While a dual-core chip is welcome, it’s no longer mind-blowing in a mobile phone, with the Galaxy Nexus being announced tomorrow expected to have a 1.2GHz dual-core processor. By far and away the most interesting innovation is Siri, a built-in feature of iOS 5 (but only for iPhone 4S) that many are claiming to be next-generation AI for the masses (and is providing laughs as an internet meme).
Apple are tight-lipped about Siri’s technology, as you may expect. However, there is some inference that can be made over how it might work, and it’s not the AI marvel that Apple fans have been proclaiming.
According to Apple’s own site about Siri, “Siri on iPhone 4S lets you use your voice to send messages, schedule meetings, place phone calls, and more. Ask Siri to do things just by talking the way you talk. Siri understands what you say, knows what you mean, and even talks back. Siri is so easy to use and does so much, you’ll keep finding more and more ways to use it.” Once you take a look at this list (it’s actually pretty much complete, despite the “does so much” marketing line) you start to realise that Siri’s architecture can be broken down quite easily and it is not as smart as some make it out to be.
First of all, it requires speech to text translation. Despite a lot of work in the area over the past decades, speech recognition in computers is still horribly unreliable. Even consider the case of Siri: Gizmodo’s Australian contributor having real trouble getting Siri to recognise what he said when it was set to US English. Siri’s Tom Gruber, speaking in early 2010 before the company was acquired by Apple in April of that year, said in an interview that “[Siri] uses third party speech systems, and are architected so we can swap them out and experiment.” Whether it still uses third parties remains to be seen, but 1 year doesn’t seem like a long time for Apple to build up its own speech corpus.

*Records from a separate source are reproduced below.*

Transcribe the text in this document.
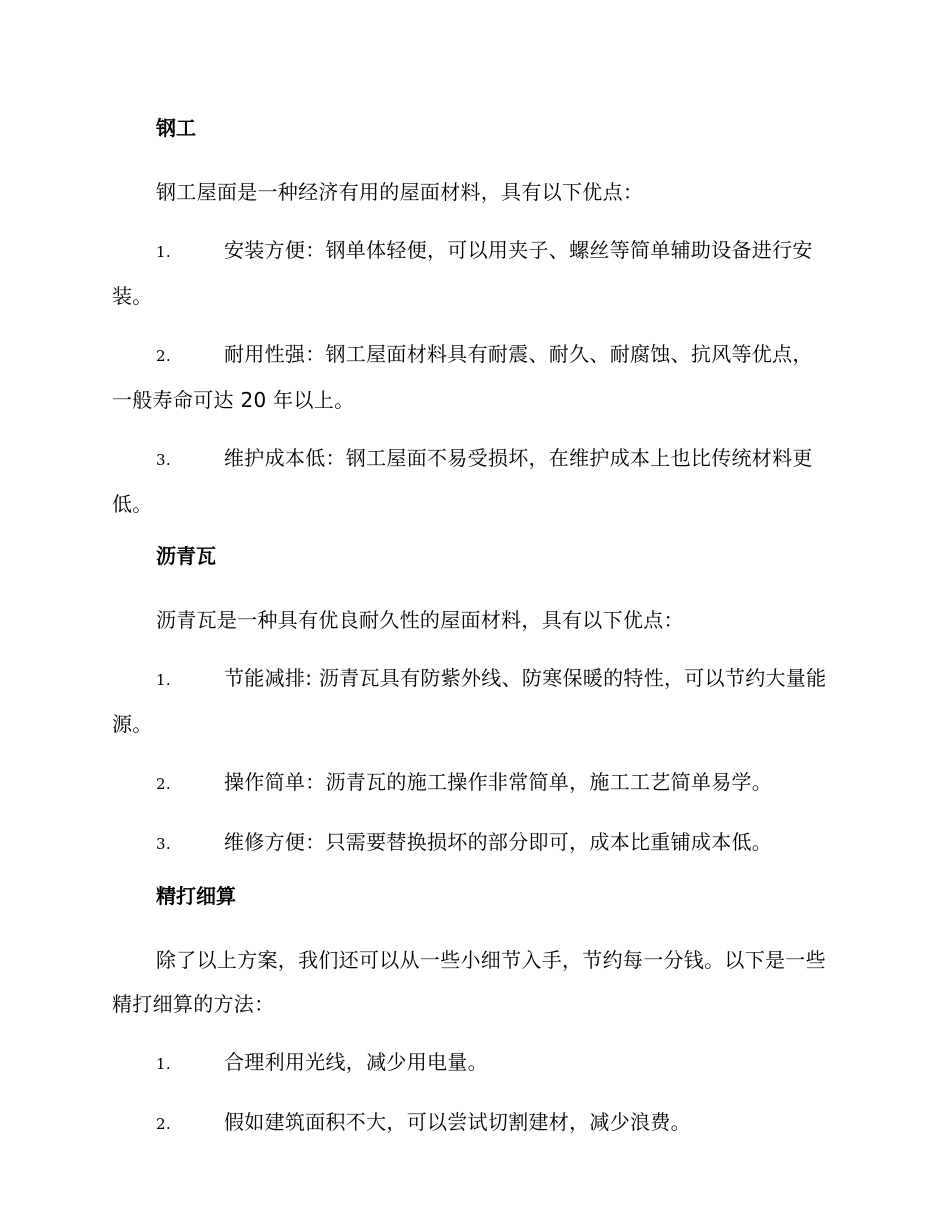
钢工
钢工屋面是一种经济有用的屋面材料，具有以下优点：
1.	安装方便：钢单体轻便，可以用夹子、螺丝等简单辅助设备进行安装。
2.	耐用性强：钢工屋面材料具有耐震、耐久、耐腐蚀、抗风等优点，一般寿命可达 20 年以上。
3.	维护成本低：钢工屋面不易受损坏，在维护成本上也比传统材料更低。
沥青瓦
沥青瓦是一种具有优良耐久性的屋面材料，具有以下优点：
1.	节能减排: 沥青瓦具有防紫外线、防寒保暖的特性，可以节约大量能源。
2.	操作简单：沥青瓦的施工操作非常简单，施工工艺简单易学。
3.	维修方便：只需要替换损坏的部分即可，成本比重铺成本低。
精打细算
除了以上方案，我们还可以从一些小细节入手，节约每一分钱。以下是一些精打细算的方法：
1.	合理利用光线，减少用电量。
2.	假如建筑面积不大，可以尝试切割建材，减少浪费。
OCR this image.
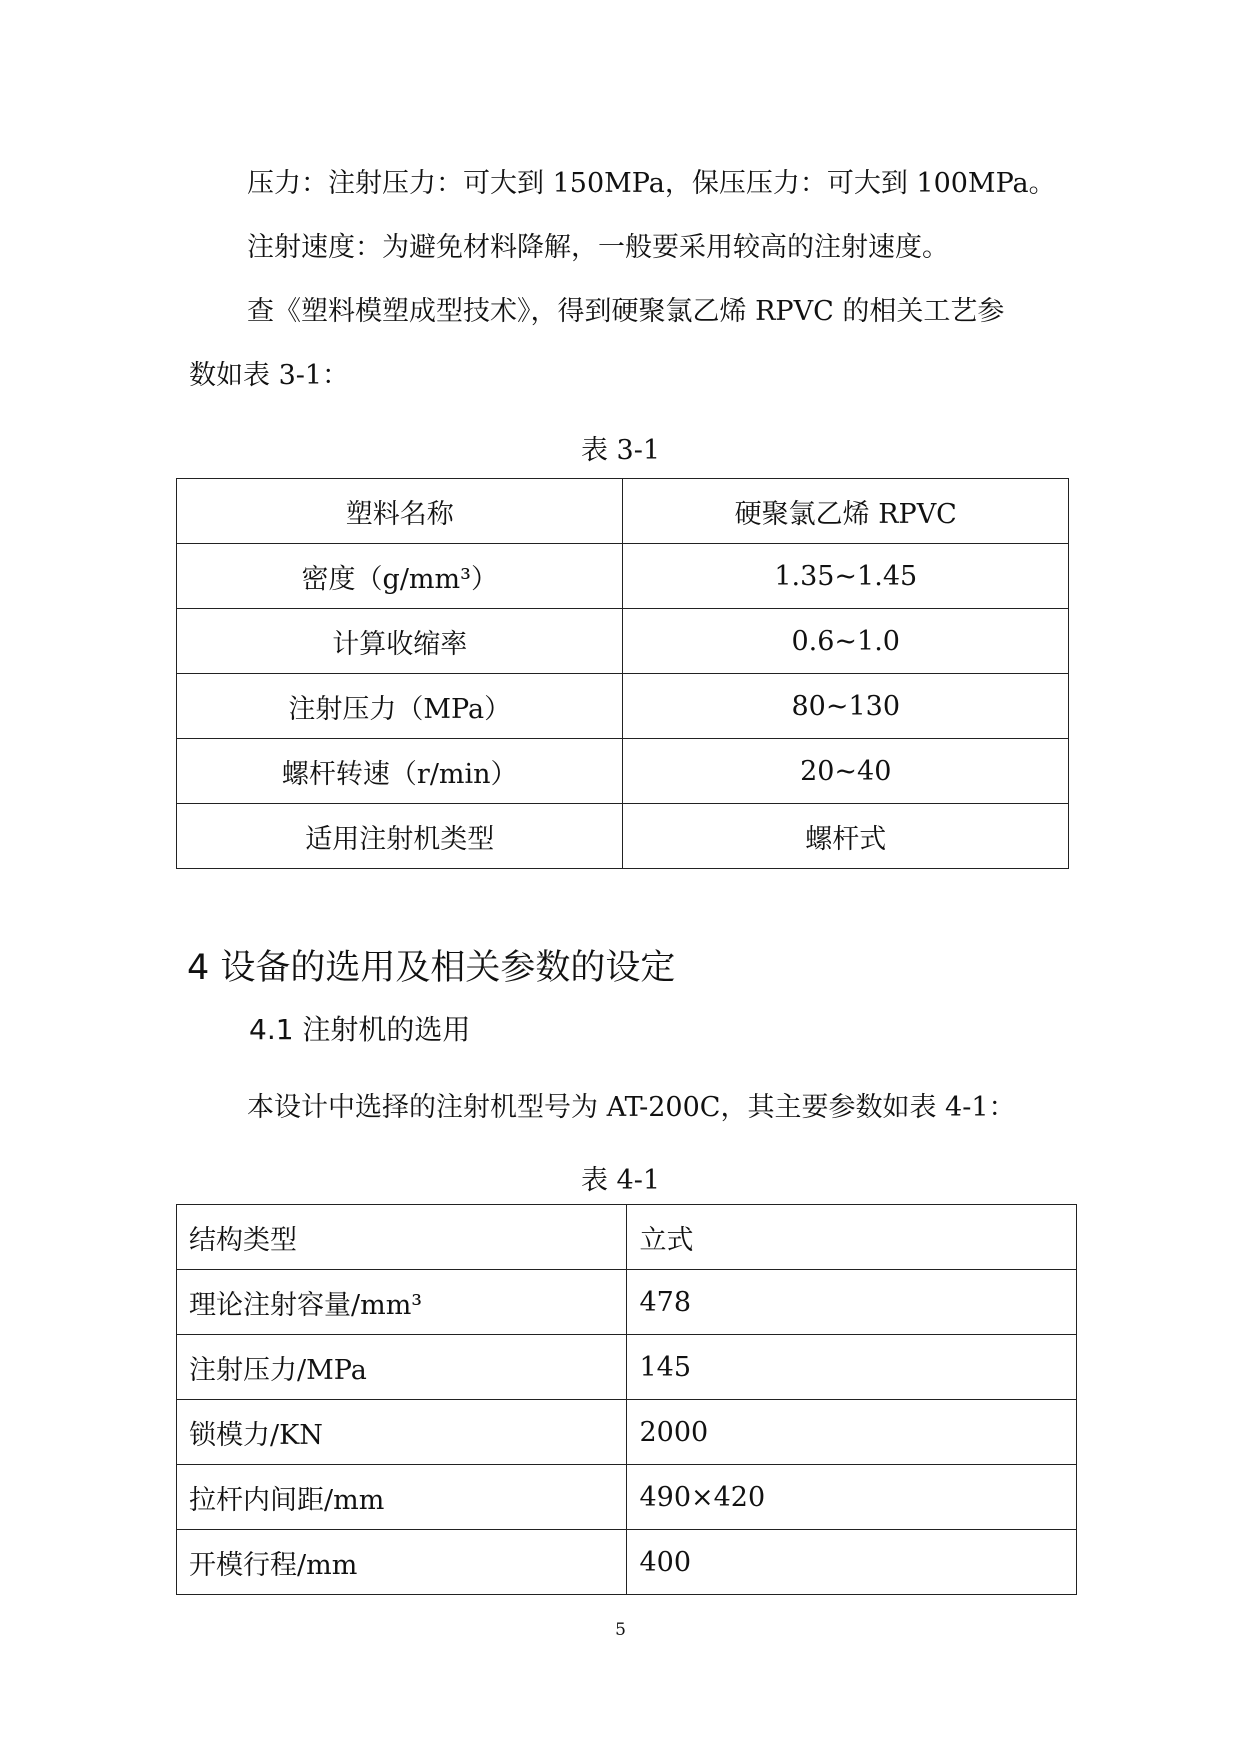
压力：注射压力：可大到 150MPa，保压压力：可大到 100MPa。
注射速度：为避免材料降解，一般要采用较高的注射速度。
查《塑料模塑成型技术》，得到硬聚氯乙烯 RPVC 的相关工艺参
数如表 3-1：
表 3-1
塑料名称	硬聚氯乙烯 RPVC
密度（g/mm³）	1.35~1.45
计算收缩率	0.6~1.0
注射压力（MPa）	80~130
螺杆转速（r/min）	20~40
适用注射机类型	螺杆式
4 设备的选用及相关参数的设定
4.1 注射机的选用
本设计中选择的注射机型号为 AT-200C，其主要参数如表 4-1：
表 4-1
结构类型	立式
理论注射容量/mm³	478
注射压力/MPa	145
锁模力/KN	2000
拉杆内间距/mm	490×420
开模行程/mm	400
5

The speech recognition is also made easier because its corpus of knowledge may be limited to the actions and people it is expected to recognise.
It’s also worth noting that speech recognition is most likely not done on the iPhone device itself. Apple’s servers are involved in the process of translating speech to text, and Siri has been shown to have problems when Apple’s servers were under heavy load.
Once the speech-to-text is complete, Siri needs to perform lexical analysis of the text to find out what you want to do. For an “in the wild” AI, this would be extremely challenging – even if you can break down the structure of the sentence (quite easy to do with a good dictionary) then there are so many actions, objects, and permutations that it would be very difficult to act upon. However, Siri has the advantage that (other than people asking it stupid things) the set of actions it could be asked to do is fairly limited, to the actions on your phone outlined above. While some cleverness is required to link oddly-phrased sentences into some actions, and some knowledge of relationships between people is required (e.g. “call Mom”, allegedly it gets this data from the contacts list “Relationship” field in the phone), there are actually not that many ways of asking for a reminder to be set or for a calendar entry to be added.
After Siri has determined what you wanted to do (or returned a cynical comment at your crude joke), it is a simple step to perform the action through one of the APIs that it has access to. It is the number of on-device APIs that Siri has access to (that nobody else does) and the number of clever web services it can connect through to get you answers (see Wolfram Alpha) that sets it apart and makes it seem much cleverer than it really is to the end user.
So while Siri really is a huge step forward in terms of making AI commonplace on people’s devices, it has unfortunately suffered from the over-hype a lot of Apple launches get in the media and its abilities somewhat blown out of proportion.